Yesterday, we toured the maternity center where we'll deliver.
It was a surreal experience. I'm not going to lie; sometimes it's hard for me to go into the nursery to see the baby's crib. And I've been extra careful to keep track of the receipts to all of our baby purchases. A huge part of me still believes I won't get to take home a healthy baby in a few months. But touring the maternity center yesterday made this all finally seem real.
I loved the center. The rooms felt more like a hotel than a hospital. Thus, I kept thinking of the experience as a vacation my husband will take in December. It will be like a destination race; I'll work really hard but then I'll get the most awesome souvenir ever
Needless to say, I left the maternity center on a high.
Then I went to the grocery store where I noticed a woman staring me down with the dirtiest look. I didn't recognize her from my neighborhood or the gym, so I was fairly certain I'd never met her before. Did I grab the last package of yummy looking strawberries? Did I remind her of someone she disliked? Is she a blog reader who hates me?
I couldn't figure it out, so I tried to forget about it. Then the light bulb went off.
She was giving my belly a dirty look because it's something she wants, but can't have. At least, that's my best guess. Seeing how I used to do that to others.
I hate that something that I love- my pregnant body- reminds other women of their failures. Seriously, I hate this. Looking pregnant makes me feel reassured and confident, but it likely does the opposite to so many people.

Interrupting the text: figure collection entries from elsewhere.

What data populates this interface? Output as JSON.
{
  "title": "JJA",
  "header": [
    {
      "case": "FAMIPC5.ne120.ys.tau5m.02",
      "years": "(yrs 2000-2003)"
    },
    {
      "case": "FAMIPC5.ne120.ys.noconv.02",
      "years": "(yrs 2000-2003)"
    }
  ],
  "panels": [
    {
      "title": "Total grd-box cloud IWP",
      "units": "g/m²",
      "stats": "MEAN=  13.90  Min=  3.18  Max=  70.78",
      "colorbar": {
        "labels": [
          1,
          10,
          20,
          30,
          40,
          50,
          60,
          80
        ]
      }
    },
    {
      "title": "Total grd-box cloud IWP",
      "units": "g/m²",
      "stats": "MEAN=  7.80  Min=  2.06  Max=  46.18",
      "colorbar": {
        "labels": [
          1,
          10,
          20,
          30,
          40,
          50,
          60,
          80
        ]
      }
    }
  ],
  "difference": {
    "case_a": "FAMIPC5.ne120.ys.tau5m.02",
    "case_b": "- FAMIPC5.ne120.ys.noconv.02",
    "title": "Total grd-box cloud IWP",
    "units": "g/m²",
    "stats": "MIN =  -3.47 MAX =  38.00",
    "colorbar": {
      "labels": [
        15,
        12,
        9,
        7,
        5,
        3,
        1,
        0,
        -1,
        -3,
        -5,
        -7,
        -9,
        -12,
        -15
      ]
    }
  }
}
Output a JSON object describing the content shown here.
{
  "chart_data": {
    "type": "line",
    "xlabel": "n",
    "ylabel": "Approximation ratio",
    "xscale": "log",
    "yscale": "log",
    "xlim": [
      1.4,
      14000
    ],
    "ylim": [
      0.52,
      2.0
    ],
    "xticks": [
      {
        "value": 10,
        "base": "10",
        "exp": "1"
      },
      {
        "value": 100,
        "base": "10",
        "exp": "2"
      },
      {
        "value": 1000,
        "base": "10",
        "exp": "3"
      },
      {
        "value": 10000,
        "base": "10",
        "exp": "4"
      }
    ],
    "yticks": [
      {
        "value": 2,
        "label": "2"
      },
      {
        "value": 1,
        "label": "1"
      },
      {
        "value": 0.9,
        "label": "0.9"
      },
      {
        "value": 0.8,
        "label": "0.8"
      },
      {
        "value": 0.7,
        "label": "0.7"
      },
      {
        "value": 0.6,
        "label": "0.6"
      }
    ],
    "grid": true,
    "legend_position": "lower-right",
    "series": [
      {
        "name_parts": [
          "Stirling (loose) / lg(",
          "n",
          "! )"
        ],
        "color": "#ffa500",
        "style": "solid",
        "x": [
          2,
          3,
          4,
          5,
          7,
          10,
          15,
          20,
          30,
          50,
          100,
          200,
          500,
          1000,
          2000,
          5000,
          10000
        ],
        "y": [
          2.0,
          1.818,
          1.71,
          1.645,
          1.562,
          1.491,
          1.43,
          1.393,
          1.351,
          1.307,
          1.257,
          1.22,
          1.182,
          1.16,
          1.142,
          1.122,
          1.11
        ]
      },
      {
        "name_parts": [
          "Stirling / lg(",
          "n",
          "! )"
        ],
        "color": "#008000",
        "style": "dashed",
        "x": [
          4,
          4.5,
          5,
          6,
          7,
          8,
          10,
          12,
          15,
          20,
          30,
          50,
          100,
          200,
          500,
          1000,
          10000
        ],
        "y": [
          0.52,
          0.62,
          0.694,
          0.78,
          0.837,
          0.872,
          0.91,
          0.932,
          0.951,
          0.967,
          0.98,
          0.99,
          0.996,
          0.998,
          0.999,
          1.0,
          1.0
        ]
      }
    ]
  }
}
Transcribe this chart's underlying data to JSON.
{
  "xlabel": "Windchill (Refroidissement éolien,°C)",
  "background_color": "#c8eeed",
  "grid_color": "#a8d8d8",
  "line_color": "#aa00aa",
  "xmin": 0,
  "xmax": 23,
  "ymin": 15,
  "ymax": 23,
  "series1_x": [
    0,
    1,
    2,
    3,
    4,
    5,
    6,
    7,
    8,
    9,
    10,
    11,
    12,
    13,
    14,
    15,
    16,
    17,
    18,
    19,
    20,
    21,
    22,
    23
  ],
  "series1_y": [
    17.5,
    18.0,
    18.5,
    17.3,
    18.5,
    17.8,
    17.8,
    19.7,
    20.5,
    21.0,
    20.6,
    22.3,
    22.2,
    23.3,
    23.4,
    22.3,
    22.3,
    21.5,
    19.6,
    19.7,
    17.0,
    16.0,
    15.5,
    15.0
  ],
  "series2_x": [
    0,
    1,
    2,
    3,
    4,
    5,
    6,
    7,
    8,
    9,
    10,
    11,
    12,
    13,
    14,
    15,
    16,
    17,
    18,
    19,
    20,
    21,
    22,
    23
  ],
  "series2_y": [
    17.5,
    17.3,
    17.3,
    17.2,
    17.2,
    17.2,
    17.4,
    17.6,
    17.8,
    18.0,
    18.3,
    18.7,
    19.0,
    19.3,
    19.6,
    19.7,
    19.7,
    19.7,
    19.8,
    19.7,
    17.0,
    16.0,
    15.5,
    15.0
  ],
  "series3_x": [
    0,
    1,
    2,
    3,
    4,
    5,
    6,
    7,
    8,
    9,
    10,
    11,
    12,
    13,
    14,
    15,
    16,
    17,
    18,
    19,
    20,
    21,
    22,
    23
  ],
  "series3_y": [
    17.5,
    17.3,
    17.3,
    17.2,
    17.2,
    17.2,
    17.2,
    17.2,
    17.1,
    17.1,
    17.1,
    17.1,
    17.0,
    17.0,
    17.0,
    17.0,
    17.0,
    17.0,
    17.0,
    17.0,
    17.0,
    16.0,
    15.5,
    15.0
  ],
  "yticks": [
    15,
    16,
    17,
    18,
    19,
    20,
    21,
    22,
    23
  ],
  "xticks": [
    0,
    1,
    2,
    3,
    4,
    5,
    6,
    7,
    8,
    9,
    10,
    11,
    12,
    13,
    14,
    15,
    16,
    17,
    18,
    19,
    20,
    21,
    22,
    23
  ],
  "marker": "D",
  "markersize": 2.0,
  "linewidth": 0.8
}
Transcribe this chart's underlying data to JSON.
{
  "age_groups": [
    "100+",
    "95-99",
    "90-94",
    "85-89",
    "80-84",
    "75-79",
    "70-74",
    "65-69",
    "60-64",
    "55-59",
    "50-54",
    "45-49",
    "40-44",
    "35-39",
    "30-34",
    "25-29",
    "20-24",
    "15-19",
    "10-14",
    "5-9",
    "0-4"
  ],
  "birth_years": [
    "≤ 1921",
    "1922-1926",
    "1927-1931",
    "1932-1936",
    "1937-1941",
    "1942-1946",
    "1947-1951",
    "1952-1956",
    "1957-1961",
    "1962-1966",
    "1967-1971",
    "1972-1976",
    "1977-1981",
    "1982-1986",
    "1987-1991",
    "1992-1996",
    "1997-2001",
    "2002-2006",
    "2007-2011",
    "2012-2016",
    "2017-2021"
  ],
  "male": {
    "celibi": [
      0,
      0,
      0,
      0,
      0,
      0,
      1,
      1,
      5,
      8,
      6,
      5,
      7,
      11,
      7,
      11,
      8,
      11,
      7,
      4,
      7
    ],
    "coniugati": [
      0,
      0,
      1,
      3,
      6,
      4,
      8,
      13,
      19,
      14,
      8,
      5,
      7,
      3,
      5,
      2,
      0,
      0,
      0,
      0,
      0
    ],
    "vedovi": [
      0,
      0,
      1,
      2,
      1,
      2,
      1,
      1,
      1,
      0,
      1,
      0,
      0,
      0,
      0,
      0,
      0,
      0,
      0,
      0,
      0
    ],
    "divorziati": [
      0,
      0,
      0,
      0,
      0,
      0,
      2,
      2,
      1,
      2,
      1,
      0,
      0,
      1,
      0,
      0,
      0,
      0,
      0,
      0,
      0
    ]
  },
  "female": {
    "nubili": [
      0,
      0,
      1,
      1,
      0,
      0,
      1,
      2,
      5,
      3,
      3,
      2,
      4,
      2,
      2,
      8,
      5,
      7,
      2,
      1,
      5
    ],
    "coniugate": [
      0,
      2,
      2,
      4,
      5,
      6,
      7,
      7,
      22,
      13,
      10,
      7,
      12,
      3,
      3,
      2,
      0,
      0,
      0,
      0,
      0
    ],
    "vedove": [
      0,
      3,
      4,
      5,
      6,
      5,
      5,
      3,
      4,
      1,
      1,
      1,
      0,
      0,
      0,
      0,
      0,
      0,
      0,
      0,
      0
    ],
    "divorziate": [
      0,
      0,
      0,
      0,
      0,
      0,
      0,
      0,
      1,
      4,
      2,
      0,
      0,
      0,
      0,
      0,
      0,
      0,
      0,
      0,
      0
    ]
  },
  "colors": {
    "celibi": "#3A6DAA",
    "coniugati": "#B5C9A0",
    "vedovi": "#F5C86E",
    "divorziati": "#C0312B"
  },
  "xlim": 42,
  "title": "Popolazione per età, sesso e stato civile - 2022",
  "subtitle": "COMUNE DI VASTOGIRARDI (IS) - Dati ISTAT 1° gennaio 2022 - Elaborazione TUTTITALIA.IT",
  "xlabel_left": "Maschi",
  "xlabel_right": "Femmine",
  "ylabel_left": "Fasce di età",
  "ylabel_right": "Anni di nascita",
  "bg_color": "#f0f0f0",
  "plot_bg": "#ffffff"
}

Obviously, I can't fix this conundrum. I'm going to get bigger, and there's no way for me to hide it.
Situations like this remind me that even if I get my miracle in 15 weeks, I'll never forget the pain of infertility. Likewise, I'll never stop thinking about and praying for my infertile friends.
Once I got pregnant, some people told me I could leave infertility behind now. (Which was very premature since you don't become an infertility success story until you give birth to a healthy baby.)
I don't know how I could ever forget what I went through. The inability to get my period even with fertility drugs, the awkwardness of waiting in the dark for the fertility clinic to open with a dozen other women, the dwindling bank account, the jealously, guilt, and the fear that I'd never be a mom.
Infertility will always be a part of me no matter how many children I have. I know my growing belly and things I say will continue to hurt people, even though that's not my intention. The bottom line is, infertility sucks and I hate that anyone has to go through this.